Introduction

Executive Summary

EMEA has seen material year-on-year increases in claims notifications, occurring earlier in the policy life, following years of soft pricing. The insurance market will be monitoring the maturation of both policy notification rates and settled claims.

Key numbers & highlights

Total Loss Recovered

$60m

Clients in EMEA recovered in excess of $60m on transaction solution claims in 2025.

R&W Claim Frequency

9.5%

9.5% of policies placed in 2025 had seen a notification by the end of 2025, demonstrating a marked shift in frequency development.

Claim Notifications Increase

47%

2025 saw a 47% increase in notifications submitted under W&I Policies.

R&W Breach Trends

1. Financial Statements

2. Material Contracts

3. Compliance with laws

Top breach types by paid loss continue to be financial statements, material contracts and compliance with laws.

Analysis

Regional M&A Environment and
Claims Overview

M&A Environment

As claims activity across EMEA increases significantly, the importance of data around the underlying drivers of those claims is growing as stakeholders in the market seek to improve both diligence and underwriting.

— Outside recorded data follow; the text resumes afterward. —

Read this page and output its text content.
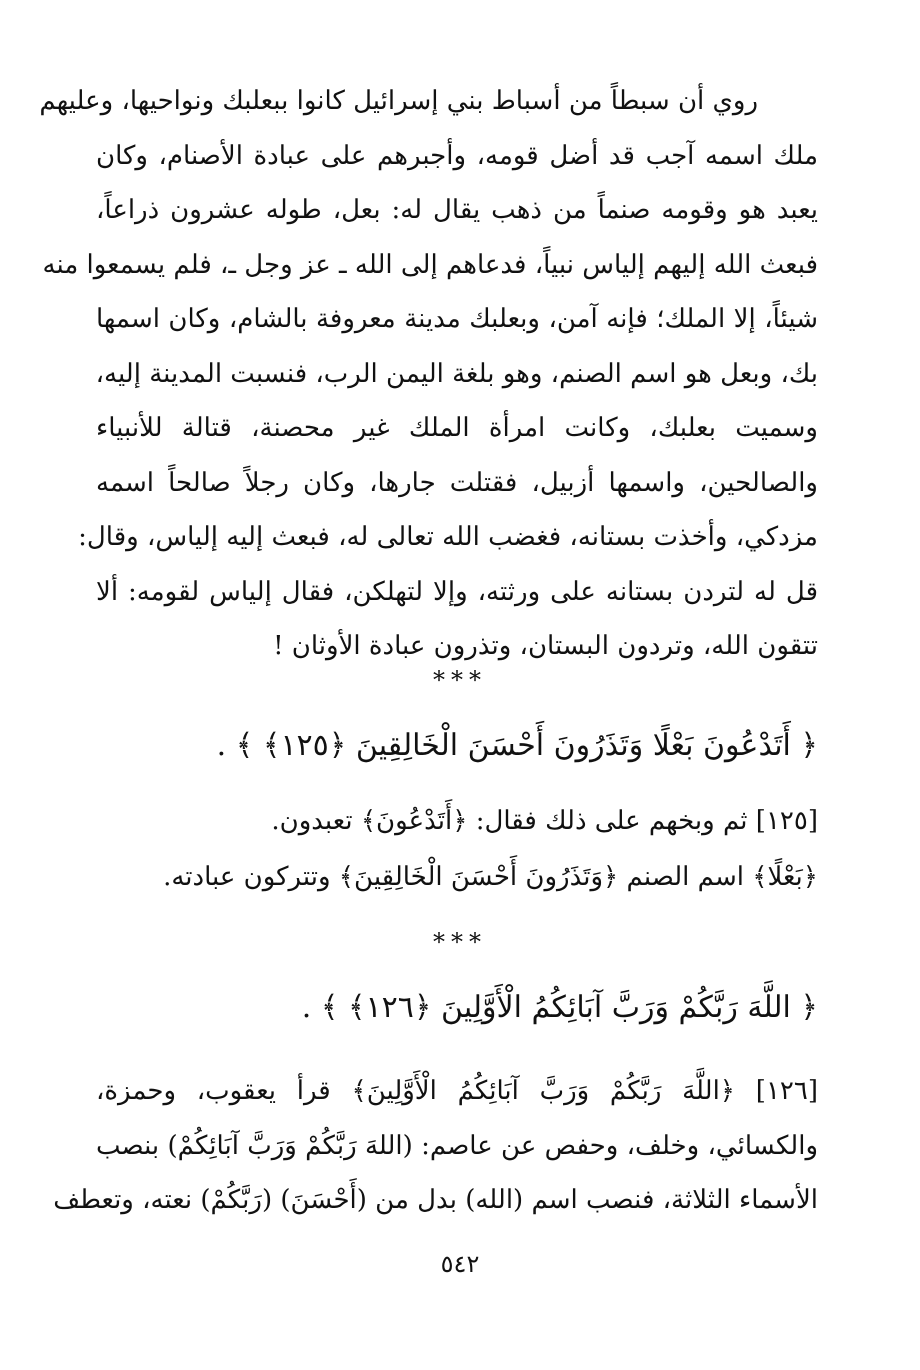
روي أن سبطاً من أسباط بني إسرائيل كانوا ببعلبك ونواحيها، وعليهم
ملك اسمه آجب قد أضل قومه، وأجبرهم على عبادة الأصنام، وكان
يعبد هو وقومه صنماً من ذهب يقال له: بعل، طوله عشرون ذراعاً،
فبعث الله إليهم إلياس نبياً، فدعاهم إلى الله ـ عز وجل ـ، فلم يسمعوا منه
شيئاً، إلا الملك؛ فإنه آمن، وبعلبك مدينة معروفة بالشام، وكان اسمها
بك، وبعل هو اسم الصنم، وهو بلغة اليمن الرب، فنسبت المدينة إليه،
وسميت بعلبك، وكانت امرأة الملك غير محصنة، قتالة للأنبياء
والصالحين، واسمها أزبيل، فقتلت جارها، وكان رجلاً صالحاً اسمه
مزدكي، وأخذت بستانه، فغضب الله تعالى له، فبعث إليه إلياس، وقال:
قل له لتردن بستانه على ورثته، وإلا لتهلكن، فقال إلياس لقومه: ألا
تتقون الله، وتردون البستان، وتذرون عبادة الأوثان !
***
﴿ أَتَدْعُونَ بَعْلًا وَتَذَرُونَ أَحْسَنَ الْخَالِقِينَ ﴿١٢٥﴾ ﴾ .
[١٢٥] ثم وبخهم على ذلك فقال: ﴿أَتَدْعُونَ﴾ تعبدون.
﴿بَعْلًا﴾ اسم الصنم ﴿وَتَذَرُونَ أَحْسَنَ الْخَالِقِينَ﴾ وتتركون عبادته.
***
﴿ اللَّهَ رَبَّكُمْ وَرَبَّ آبَائِكُمُ الْأَوَّلِينَ ﴿١٢٦﴾ ﴾ .
[١٢٦] ﴿اللَّهَ رَبَّكُمْ وَرَبَّ آبَائِكُمُ الْأَوَّلِينَ﴾ قرأ يعقوب، وحمزة،
والكسائي، وخلف، وحفص عن عاصم: (اللهَ رَبَّكُمْ وَرَبَّ آبَائِكُمْ) بنصب
الأسماء الثلاثة، فنصب اسم (الله) بدل من (أَحْسَنَ) (رَبَّكُمْ) نعته، وتعطف
٥٤٢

We have analysed Aon’s EMEA W&I and tax insurance portfolio, with a focus on notifications from 2017 - 2025, alongside a structured survey of W&I insurers active in the EMEA market. From this, we have generated evidence-based insights for the M&A market to support clients, insurers, and their advisers in understanding how risk is evolving.

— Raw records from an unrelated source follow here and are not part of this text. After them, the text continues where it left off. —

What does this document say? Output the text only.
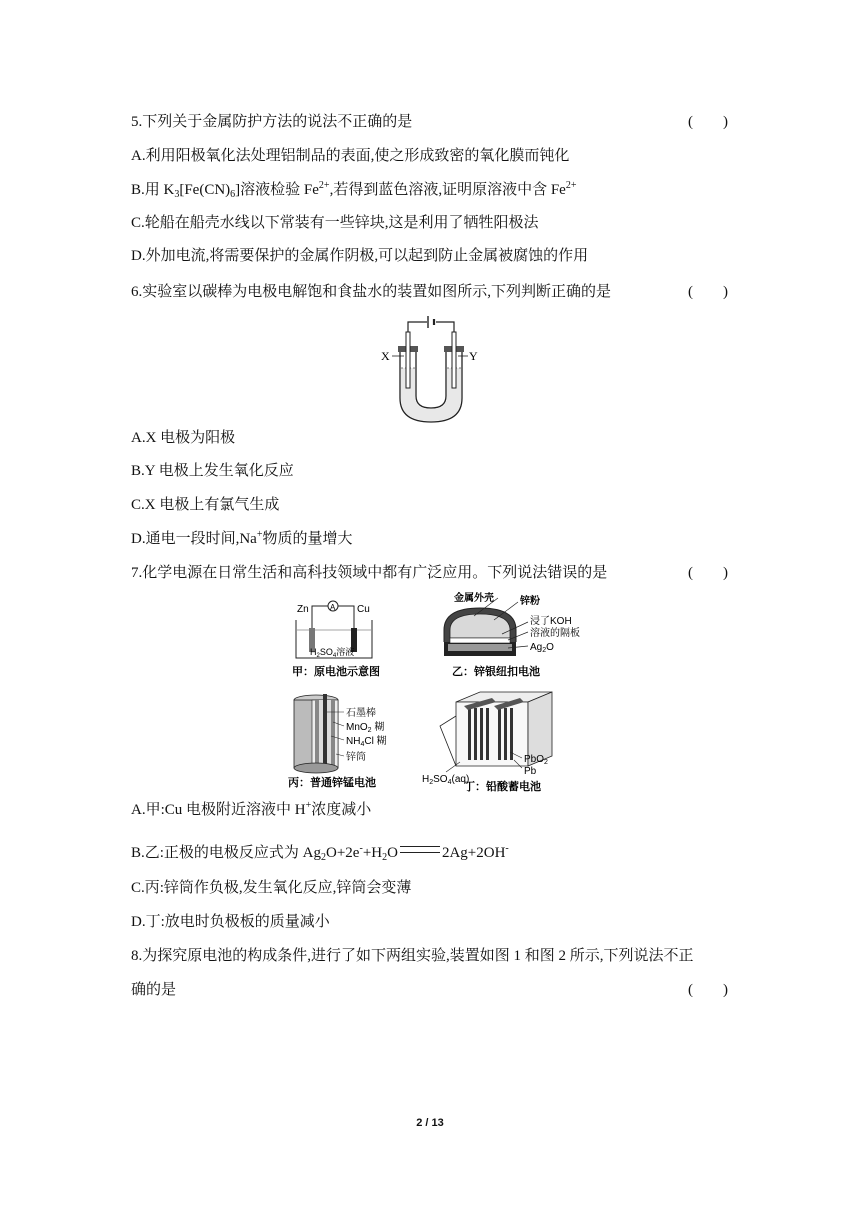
5.下列关于金属防护方法的说法不正确的是	(　　)
A.利用阳极氧化法处理铝制品的表面,使之形成致密的氧化膜而钝化
B.用 $K_3[Fe(CN)_6]$溶液检验 $Fe^{2+}$,若得到蓝色溶液,证明原溶液中含 $Fe^{2+}$
C.轮船在船壳水线以下常装有一些锌块,这是利用了牺牲阳极法
D.外加电流,将需要保护的金属作阴极,可以起到防止金属被腐蚀的作用
6.实验室以碳棒为电极电解饱和食盐水的装置如图所示,下列判断正确的是	(　　)
X	Y
A.X 电极为阳极
B.Y 电极上发生氧化反应
C.X 电极上有氯气生成
D.通电一段时间,Na+物质的量增大
7.化学电源在日常生活和高科技领域中都有广泛应用。下列说法错误的是	(　　)
A
Zn	Cu
$H_2SO_4$溶液
甲：原电池示意图
金属外壳	锌粉
浸了KOH
溶液的隔板
$Ag_2O$
乙：锌银纽扣电池
石墨棒
MnO$_2$ 糊
$NH_4Cl$ 糊
锌筒
丙：普通锌锰电池	$H_2SO_4(aq)$
PbO$_2$
Pb
丁：铅酸蓄电池
A.甲:Cu 电极附近溶液中 H+浓度减小
B.乙:正极的电极反应式为 $Ag_2O+2e^-+H_2O$	2Ag+2OH-
C.丙:锌筒作负极,发生氧化反应,锌筒会变薄
D.丁:放电时负极板的质量减小
8.为探究原电池的构成条件,进行了如下两组实验,装置如图 1 和图 2 所示,下列说法不正
确的是	(　　)
2 / 13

Together, these quantitative and qualitative perspectives provide a robust view of current trends, challenges and opportunities in the transaction liability space.

W&I Claim Frequency

Claims activity on W&I insurance has matured with client engagement. Notification frequency is climbing: in 2025 alone, notifications made on policies placed by Aon were up 47% from those made in 2024, and projected ultimate claim frequencies for the 2025 underwriting year are expected to exceed the long‑standing 20% benchmark. For the 2023 cohort, insurers are already reporting a 20.3% notification rate with c.4 years of cover still to run.

Timing of Notifications

The timing and shape of claims are evolving. A growing share of notifications are arriving earlier in the policy life, with 9.5% of Aon’s 2025 policies seeing a claim by the end of 2025.

Mid‑Market Claim Profile

Mid‑market deals placed by Aon with enterprise values between $250 million and $500 million are generating a disproportionately high share of initial loss claimed, but as reported in the North America section of our study, this is in line with Aon’s expectations given the larger limits available on deals in this range.

Large‑Cap Claim Profile

At the top end, $1 billion‑plus deals continue to show the highest notification rates, although fewer deals in this range may skew the percentages and with more robust post-close diligence for larger deals this is perhaps expected.

Together, these trends point to a market where W&I and tax policies are being claimed against more often, earlier in the policy period, and in a wider variety of claim scenarios.

M&A Perspective

In light of the M&A market dynamics of 2022 onwards (elongated timetables, more disciplined buyers and increasingly exhaustive diligence) insurers may have anticipated fewer claims. Instead, we are seeing the opposite: not only are notifications increasing, but the quantum first asserted by insureds at the point of notification has also risen.

In a challenging economic cycle, growth plans have faltered for some businesses, which may be driving the heightened claims activity. It would, however, be overly simplistic to draw a straight causal line from macroeconomic pressure to claims. In parallel, the user base has become more sophisticated: insureds and their advisers are increasingly fluent in how W&I is intended to respond, more adept at navigating the policy, and—consistent with broader trends noted in this report—more inclined to notify earlier in the post completion lifecycle. The elongated deal timetable and additional focus on risk through diligence and the W&I workstream may also be driving heightened claims.

This is against a backdrop of an extended period of low pricing in a competitive insurance market, driving insurers to compete on policy breadth and scope, resulting in trends such as increased nil, tipping, or dropping retentions, which increase insurer exposure at the foot of claims. We have also seen increased appetite to provide synthetic policies and will consider claims development from such trends to follow in the next period.

What does this mean for the remainder of 2026 and beyond? The recent soft market cycle has likely increased pressure on insurers’ combined ratios, and there is a meaningful risk that some post-2022 underwriting years may prove to be unprofitable as claims continue to develop. Intense competition has limited the use of traditional tools for managing exposure—such as higher retentions, rate increases, and narrower coverage—particularly for insurers seeking to build or preserve market share. In this context, capacity management has become the primary remaining lever, and we have already observed some retrenchment from insurers and reinsurers that are increasingly focused on aggregation risk, especially on larger placements. We anticipate greater underwriting and pricing discipline through the remainder of 2026 and beyond, although the extent of any market correction will depend on the development of prior-year claims and the volume of M&A activity coming to market.